I got a couple quick pictures of the pad this morning before work. Let me know if you can not follow anything. The blue ball valve is for the waterfall. The "green" 3-way valve is for the solar. When I get around to replumbing, I plan to actually put a real pad down ... story of this house, everything done half-Rear :mrgreen:

Also did a couple quick pressure tests, apparently the filter is dirtier than I thought as the normal return pressure is now 30 psi. When I turn on just the whip return it was also 30. With both on it dropped to 28. With just the seat returns on it was 32 and with all on it was about 27.

One thing I did not test was turning on the waterfall. As I recall, the pressure is lower with it on ... that could certainly point to the heater being the restriction.

Need to clean the filter this weekend and check these numbers again.

Also noticed some small air bubbles going back to the pool :x Thought it might be the pump lid (I HATE the design of the RS pump) so cleaned and lubed the o-ring, but still noticed the air. Emptied the air from the filter and the bubbles went away, but I will have to see if they return after running for awhile.
 

Attachments

  • Pool Pad 1.jpg
    Pool Pad 1.jpg
    192.1 KB · Views: 741
  • Pool Pad 2.jpg
    Pool Pad 2.jpg
    211.5 KB · Views: 738
Did a backwash today and then fell for the "valve not seated completely when switching to filter to recharge with DE so some undetermined amount was lost to waste" feature AGAIN :x So I added another 1.5 lbs or so. The seal is brand new, so I am not sure why this happens ... just have to wiggle it a bit and turn the pump on and make sure I do not hear a hissing of water through the 7-way valve.

Normal return pressure: 26 psi
Whip return only: 30 psi
Both returns: 22 psi
Normal return & waterfall full open: 14 psi
Waterfall only: 20 psi (this removes a lot of plumbing and the heater from the circuit ... kind of surprised this amounts to 6 psi difference)

I noticed that a couple of my leak repairs on the DIY solar have blown apart again (and I don't feel like fixing them if I am going to be replacing the solar anyway), so I can not turn that circuit on to check pressures. Although if I recall correctly, sending all the water through the solar gave a 2-3 psi rise.

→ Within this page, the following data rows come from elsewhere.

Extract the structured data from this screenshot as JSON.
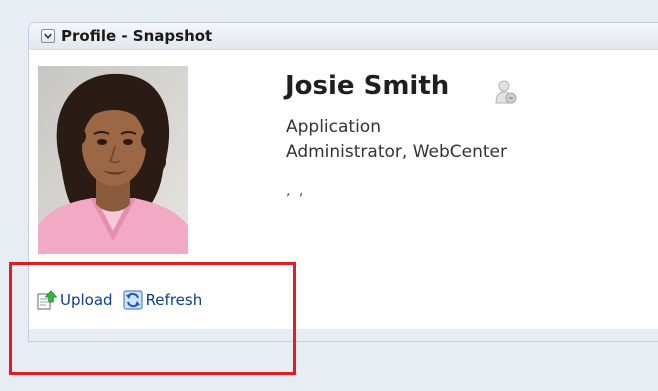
{
  "panel": {
    "title": "Profile - Snapshot",
    "disclose_icon": "chevron-down-icon"
  },
  "profile": {
    "name": "Josie Smith",
    "title": "Application\nAdministrator, WebCenter",
    "extra": ", ,",
    "presence_icon": "presence-status-icon",
    "photo": "profile-photo"
  },
  "actions": {
    "upload_label": "Upload",
    "upload_icon": "upload-icon",
    "refresh_label": "Refresh",
    "refresh_icon": "refresh-icon"
  },
  "annotation": {
    "highlight_color": "#e51c1c"
  }
}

So, ultimately, looking for thoughts on whether I can use 10-11 of the 4x12.5 heliocol panels with my current system. Would any relatively easy plumbing changes help? Could I get by with a smaller motor/pump or 2-speed or variable pump or is the likely savings probably too small to make it worth it if it has to work so hard to have the needed flow rates?

Anything else I should try to check out to evaluate my current system? I am not sure how the circulation will work toward the skimmer, but I could try to leave both return circuits open if that would help things.

Thanks,
Jason
 
jblauert said:
Normal return pressure: 26 psi
Whip return only: 30 psi
Both returns: 22 psi
Normal return & waterfall full open: 14 psi
Waterfall only: 20 psi (this removes a lot of plumbing and the heater from the circuit ... kind of surprised this amounts to 6 psi difference)
This tells you that there is a lot of head loss on the pad and it is probably the heater so it might be a good idea to remove it as long as you don't think you will be using it.


So, ultimately, looking for thoughts on whether I can use 10-11 of the 4x12.5 heliocol panels with my current system. Would any relatively easy plumbing changes help? Could I get by with a smaller motor/pump or 2-speed or variable pump or is the likely savings probably too small to make it worth it if it has to work so hard to have the needed flow rates?
It should not be a problem to run the solar panels with your current setup but since you are replacing the panels, it might be a good idea to clean up the pad plumbing as well. If you don't need the heater, remove it. Go with at least 2" pipe. As for downsizing the pump, that should not be a problem given the setup although I wouldn't go any smaller than a 3/4 HP full rated pump. A variable speed makes "optimization" easier and gives you more choices in flow rates but the lifetime cost will probably be higher than a two speed for Az electrical rates. Keep in mind that it may be desireable to have higher flow rates for solar to maximize efficiency but it isn't always necessary either. In Az, there will be many times where you have too much heat and running a slower speeds would be desireable.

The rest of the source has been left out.